Weinstein Gallery and the Kahlo Miniature: A Discreet but Powerful Historical Moment
Weinstein Gallery presents one of the fair’s most quietly significant works: Frida Kahlo’s Autorretrato en Miniatura (Self-Portrait in Miniature) — a rare, two-inch self-portrait last exhibited in 2019 at the Napa Valley Museum Yountville. Its presence comes at a moment of extraordinary momentum for Kahlo’s market.
In November 2025, Kahlo’s 1940 self-portrait El sueño (La cama) (The Dream (The Bed)) achieved US$54.7 million (US$55 million with fees) at Sotheby’s New York, becoming the most expensive work by a female artist ever sold at auction and surpassing Georgia O’Keeffe’s previous record. The result reaffirms Kahlo’s position as one of the century’s most influential artists and elevates the miniature as a standout historical highlight at the fair.
Weinstein also presents striking Surrealist works, including Yves Tanguy’s Second Message III (1930) and Kay Sage’s Journal of a Conjuror (1955) — both with notable auction histories.

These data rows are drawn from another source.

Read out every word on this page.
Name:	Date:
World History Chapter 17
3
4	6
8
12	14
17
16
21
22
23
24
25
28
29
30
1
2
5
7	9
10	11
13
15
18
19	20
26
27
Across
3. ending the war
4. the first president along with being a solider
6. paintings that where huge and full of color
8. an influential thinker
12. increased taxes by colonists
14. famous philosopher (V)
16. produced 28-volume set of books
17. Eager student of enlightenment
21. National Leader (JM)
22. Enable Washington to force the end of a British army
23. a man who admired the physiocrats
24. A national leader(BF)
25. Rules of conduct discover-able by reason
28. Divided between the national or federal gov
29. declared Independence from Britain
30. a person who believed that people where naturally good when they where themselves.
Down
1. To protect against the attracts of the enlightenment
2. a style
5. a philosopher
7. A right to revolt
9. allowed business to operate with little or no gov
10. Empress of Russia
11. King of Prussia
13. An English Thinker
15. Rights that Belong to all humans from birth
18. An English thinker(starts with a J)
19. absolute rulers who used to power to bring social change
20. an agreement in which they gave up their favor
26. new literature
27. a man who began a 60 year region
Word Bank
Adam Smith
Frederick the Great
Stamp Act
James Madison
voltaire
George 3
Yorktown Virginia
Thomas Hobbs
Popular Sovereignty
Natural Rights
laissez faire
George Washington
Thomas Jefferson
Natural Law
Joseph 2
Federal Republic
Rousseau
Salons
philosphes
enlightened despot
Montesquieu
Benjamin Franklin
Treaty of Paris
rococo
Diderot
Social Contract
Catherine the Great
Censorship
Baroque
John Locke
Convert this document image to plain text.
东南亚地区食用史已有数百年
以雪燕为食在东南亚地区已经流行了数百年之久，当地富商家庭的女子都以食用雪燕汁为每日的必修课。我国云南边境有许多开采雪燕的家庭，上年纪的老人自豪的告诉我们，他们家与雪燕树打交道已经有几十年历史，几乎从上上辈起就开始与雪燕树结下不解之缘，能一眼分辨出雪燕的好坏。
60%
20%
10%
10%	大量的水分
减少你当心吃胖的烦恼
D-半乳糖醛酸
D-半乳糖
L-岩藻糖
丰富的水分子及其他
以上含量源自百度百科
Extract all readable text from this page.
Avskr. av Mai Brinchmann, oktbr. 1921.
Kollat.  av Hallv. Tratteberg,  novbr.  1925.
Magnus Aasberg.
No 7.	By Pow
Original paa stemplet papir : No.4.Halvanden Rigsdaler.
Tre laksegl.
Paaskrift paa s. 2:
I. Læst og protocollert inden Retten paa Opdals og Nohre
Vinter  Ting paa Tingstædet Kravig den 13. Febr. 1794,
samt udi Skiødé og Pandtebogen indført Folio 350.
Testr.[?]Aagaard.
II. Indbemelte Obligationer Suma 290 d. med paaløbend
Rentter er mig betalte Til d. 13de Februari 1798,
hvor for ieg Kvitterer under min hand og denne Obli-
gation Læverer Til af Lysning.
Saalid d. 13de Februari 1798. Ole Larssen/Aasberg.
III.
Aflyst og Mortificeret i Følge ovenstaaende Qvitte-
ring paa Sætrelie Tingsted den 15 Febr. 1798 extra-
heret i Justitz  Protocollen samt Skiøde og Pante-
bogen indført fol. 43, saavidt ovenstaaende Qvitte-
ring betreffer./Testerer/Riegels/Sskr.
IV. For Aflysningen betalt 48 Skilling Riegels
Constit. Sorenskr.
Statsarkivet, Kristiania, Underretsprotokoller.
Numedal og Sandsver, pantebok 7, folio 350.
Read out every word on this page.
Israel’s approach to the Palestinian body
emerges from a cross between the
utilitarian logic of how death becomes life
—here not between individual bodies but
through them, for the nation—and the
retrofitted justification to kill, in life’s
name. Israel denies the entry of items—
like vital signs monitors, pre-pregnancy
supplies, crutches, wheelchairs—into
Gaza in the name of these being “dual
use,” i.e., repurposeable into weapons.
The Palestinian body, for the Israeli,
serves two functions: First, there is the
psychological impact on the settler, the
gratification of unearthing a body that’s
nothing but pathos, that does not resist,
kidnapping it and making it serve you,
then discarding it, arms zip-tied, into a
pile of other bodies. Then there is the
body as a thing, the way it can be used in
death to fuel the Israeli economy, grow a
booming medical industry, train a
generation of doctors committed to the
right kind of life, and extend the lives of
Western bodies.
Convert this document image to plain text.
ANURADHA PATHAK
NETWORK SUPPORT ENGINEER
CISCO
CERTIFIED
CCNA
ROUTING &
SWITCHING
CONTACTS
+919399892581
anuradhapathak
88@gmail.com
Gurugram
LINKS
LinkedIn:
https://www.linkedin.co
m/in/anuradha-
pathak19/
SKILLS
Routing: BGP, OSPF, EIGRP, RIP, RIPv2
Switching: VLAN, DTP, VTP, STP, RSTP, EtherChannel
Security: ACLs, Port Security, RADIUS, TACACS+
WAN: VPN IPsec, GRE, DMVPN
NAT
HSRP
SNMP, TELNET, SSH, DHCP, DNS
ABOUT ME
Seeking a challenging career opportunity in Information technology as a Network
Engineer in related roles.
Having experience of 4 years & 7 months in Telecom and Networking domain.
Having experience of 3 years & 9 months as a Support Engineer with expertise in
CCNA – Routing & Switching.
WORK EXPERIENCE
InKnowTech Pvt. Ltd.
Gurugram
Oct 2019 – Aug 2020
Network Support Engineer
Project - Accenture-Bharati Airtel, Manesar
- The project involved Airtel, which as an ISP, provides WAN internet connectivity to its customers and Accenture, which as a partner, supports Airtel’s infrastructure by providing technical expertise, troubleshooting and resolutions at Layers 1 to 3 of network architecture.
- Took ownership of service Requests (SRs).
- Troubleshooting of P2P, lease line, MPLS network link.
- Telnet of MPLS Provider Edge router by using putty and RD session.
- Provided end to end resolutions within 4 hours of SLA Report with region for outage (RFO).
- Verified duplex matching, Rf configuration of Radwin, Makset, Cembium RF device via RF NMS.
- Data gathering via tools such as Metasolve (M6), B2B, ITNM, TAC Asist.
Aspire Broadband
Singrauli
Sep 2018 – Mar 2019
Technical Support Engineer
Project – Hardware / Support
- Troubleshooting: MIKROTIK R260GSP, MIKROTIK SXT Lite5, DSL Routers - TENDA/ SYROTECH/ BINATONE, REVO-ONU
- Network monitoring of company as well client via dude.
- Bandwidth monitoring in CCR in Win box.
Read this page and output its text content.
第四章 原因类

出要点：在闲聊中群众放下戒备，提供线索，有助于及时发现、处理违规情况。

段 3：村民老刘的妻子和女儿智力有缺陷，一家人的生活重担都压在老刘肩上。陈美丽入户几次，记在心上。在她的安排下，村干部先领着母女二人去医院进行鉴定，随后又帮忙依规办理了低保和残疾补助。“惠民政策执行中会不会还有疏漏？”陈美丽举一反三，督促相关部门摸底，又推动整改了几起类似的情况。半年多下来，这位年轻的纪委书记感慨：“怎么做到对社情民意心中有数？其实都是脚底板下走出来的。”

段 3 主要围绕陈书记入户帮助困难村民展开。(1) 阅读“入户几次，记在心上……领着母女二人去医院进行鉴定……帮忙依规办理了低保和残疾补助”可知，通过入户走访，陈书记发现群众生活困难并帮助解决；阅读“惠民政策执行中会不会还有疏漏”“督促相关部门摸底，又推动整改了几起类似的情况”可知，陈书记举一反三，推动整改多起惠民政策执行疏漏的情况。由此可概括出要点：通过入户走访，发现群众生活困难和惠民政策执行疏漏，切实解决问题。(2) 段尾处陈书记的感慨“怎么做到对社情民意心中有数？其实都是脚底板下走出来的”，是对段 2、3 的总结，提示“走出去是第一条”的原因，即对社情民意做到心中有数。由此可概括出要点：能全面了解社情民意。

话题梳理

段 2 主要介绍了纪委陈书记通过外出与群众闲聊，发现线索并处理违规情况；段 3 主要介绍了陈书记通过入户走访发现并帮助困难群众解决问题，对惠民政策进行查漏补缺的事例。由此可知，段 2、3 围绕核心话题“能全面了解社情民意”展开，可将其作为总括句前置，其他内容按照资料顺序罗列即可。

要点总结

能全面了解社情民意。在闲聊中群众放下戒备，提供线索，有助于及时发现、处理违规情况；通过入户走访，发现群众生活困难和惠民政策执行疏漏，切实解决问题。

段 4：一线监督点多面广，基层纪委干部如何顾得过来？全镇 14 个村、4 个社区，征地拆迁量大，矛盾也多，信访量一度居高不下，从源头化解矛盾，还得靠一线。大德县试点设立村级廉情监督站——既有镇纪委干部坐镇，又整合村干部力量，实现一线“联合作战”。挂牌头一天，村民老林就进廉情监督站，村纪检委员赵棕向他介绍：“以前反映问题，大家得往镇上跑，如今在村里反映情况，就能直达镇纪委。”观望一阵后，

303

Market Overview: Strong Signals Across Tiers
Opening-day results reaffirm the strength of the upper and mid-market segments:
- Gerhard Richter abstract: US$5.5M
- Alice Neel portrait: US$3.3M
- Josef Albers paintings: US$2.2M and US$2.5M
- George Condo, Untitled (Taxi Painting) (2011): US$4M
- Louise Bourgeois: US$2.5M and US$3.2M
- Picasso: US$2.8–3M
- Works by Tracey Emin, Damien Hirst, Andreas Gursky, and Sam Gilliam placed within strong expected ranges
Institutional activity was also robust, including the Toledo Museum of Art’s acquisition of Nike Davies-Okundaye’s The lost cat (1973) for US$100,000.
Visiting Art Basel Miami Beach 2025
Art Basel Miami Beach is open to the public December 5–7, 2025 at the Miami Beach Convention Center. Visitors can explore major presentations across the Galleries, Nova, Survey, Meridians, Kabinett, Positions, and Zero 10 sectors, as well as special installations and programming throughout the city.
Upcoming Art Basel Fairs
- Art Basel Hong Kong: March 27–29, 2026
- Art Basel (Switzerland): June 2026
- Art Basel Paris: October 2026
Together, these fairs contribute to a global cycle defined by institutional collaboration, technological innovation, and cross-continental collecting.